The budget was delivered last night by Treasurer Wayne Swan. It is his 4th budget and it was aimed to meet targets and promises Julia Gillard set for her government. The government has amed at triming the budget fat, however, there is only a few changes that directly affect small business.
The budget plans a dramatic shift froma deficit of almost $50 billion to a surplus of $3.5 billion in just two years. This is despite recent natural disasters. Wayne Swan is planning to ride the commodities boom, but needs to manage the two speed economy that resources led rebound is creating. There is going to be $3 billion of skill training to help the mining sector, however it doesn't really address the work shortage in other sectors of the economy. The manufacturing industry gets some small assistance, however education and tourism does not get much attention. This could be a major hurdle in overcoming the negative affect of the two economies that are emerging.

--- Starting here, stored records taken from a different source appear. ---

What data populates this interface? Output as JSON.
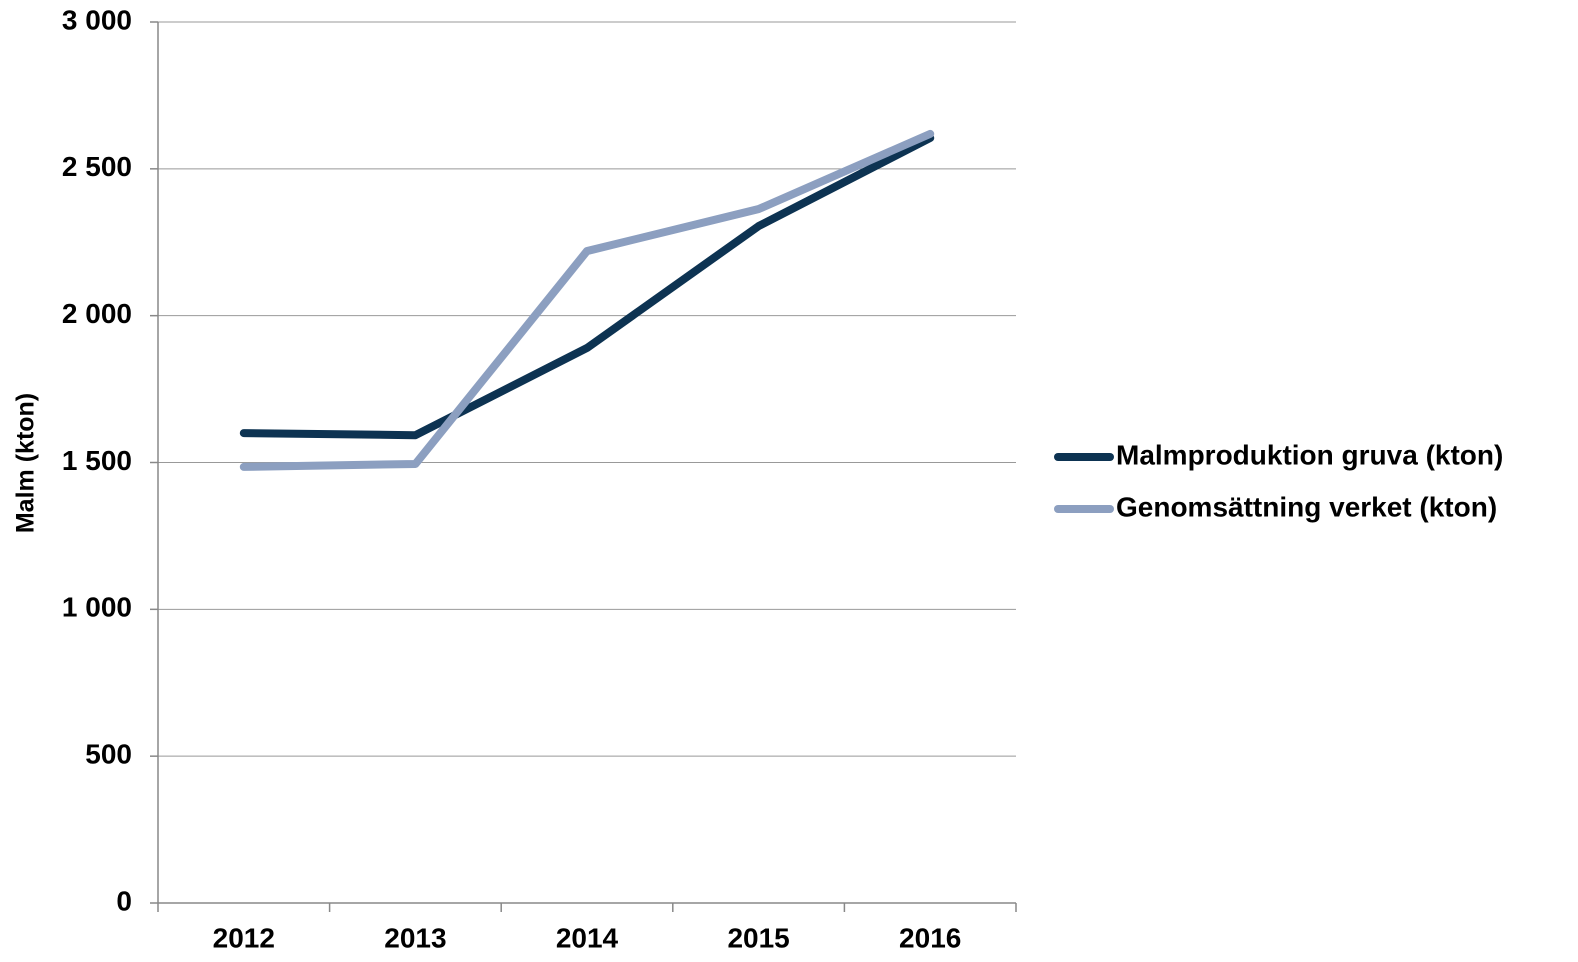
{
  "chart_data": {
    "type": "line",
    "y_label": "Malm (kton)",
    "categories": [
      "2012",
      "2013",
      "2014",
      "2015",
      "2016"
    ],
    "series": [
      {
        "name": "Malmproduktion gruva (kton)",
        "color": "#0d3352",
        "values": [
          1600,
          1593,
          1890,
          2305,
          2605
        ]
      },
      {
        "name": "Genomsättning verket (kton)",
        "color": "#8c9fc0",
        "values": [
          1485,
          1495,
          2220,
          2363,
          2619
        ]
      }
    ],
    "ylim": [
      0,
      3000
    ],
    "yticks": [
      0,
      500,
      {
        "value": 1000,
        "label": "1 000"
      },
      {
        "value": 1500,
        "label": "1 500"
      },
      {
        "value": 2000,
        "label": "2 000"
      },
      {
        "value": 2500,
        "label": "2 500"
      },
      {
        "value": 3000,
        "label": "3 000"
      }
    ],
    "grid": true,
    "legend": "right"
  }
}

Small business is looking for some relief from the tough environment in this budget. Unfortunately, they didn't get it. The government is relying on the mining boom, however the mining boom puts pressure in interest rate increases. This results in people slowing their spending. This is going to be a tough one for the government to manage.
So what is going to affect small business?
- Family Trusts ability to distribute income to minors (children under 18) is significantly reduced. This is currently $3,333 and it will be brought down to $416 with the removal of the Low Income Tax Offset for minors.
- The Entrepreneurs’ tax offset will be abolished from 2012-13. The entrepreneurs tax offset (ETO) is a tax offset equal to 25 per cent of the income tax payable on your business income if you have an aggregated turnover of $50,000 or less (phases out up to $70,000)
- From 1 July 2012, $5000 immediate write off for small business on the purchase of a vehicle with the remaining cost to be depreciated at 15% in the first year and 30% in the following years. This compliments last year's announcement to allow assets under $5000 to be written off from 1 July 2012.
- In a one-off reduction, PAYG Instalments reduced to be 4% above a small business's taxable income in the previous year. You may not actually realise this one has happened to you!
- The company tax rate reduction for small business has been brought forward 1 year to apply from 1 July 2012. This will drop from 30% to 29%.
- Fringe Benefit changes to bring in a uniform 20% rate, regardless of how far the car is driven. This will be phased in over 4 years. The current method encourages people to drive further, however this will benefit those who drive less than 15,000km per year and reduce the tax benefit for those who drive more than 25,000km per year. You can still use the operating cost or log book method and the uniform rate will be easier to administer.
- The easing of the Excess Contributions Tax (ECT) is very much welcomed. This will first time offenders to claim a $10,000 refund from their fund to avoid the tax. Under this controversial tax, anyone who goes over their contribution caps could pay up to 93% tax. Unfortunately, this does not help anyone caught in this situation since the ECT was introduced in 2007.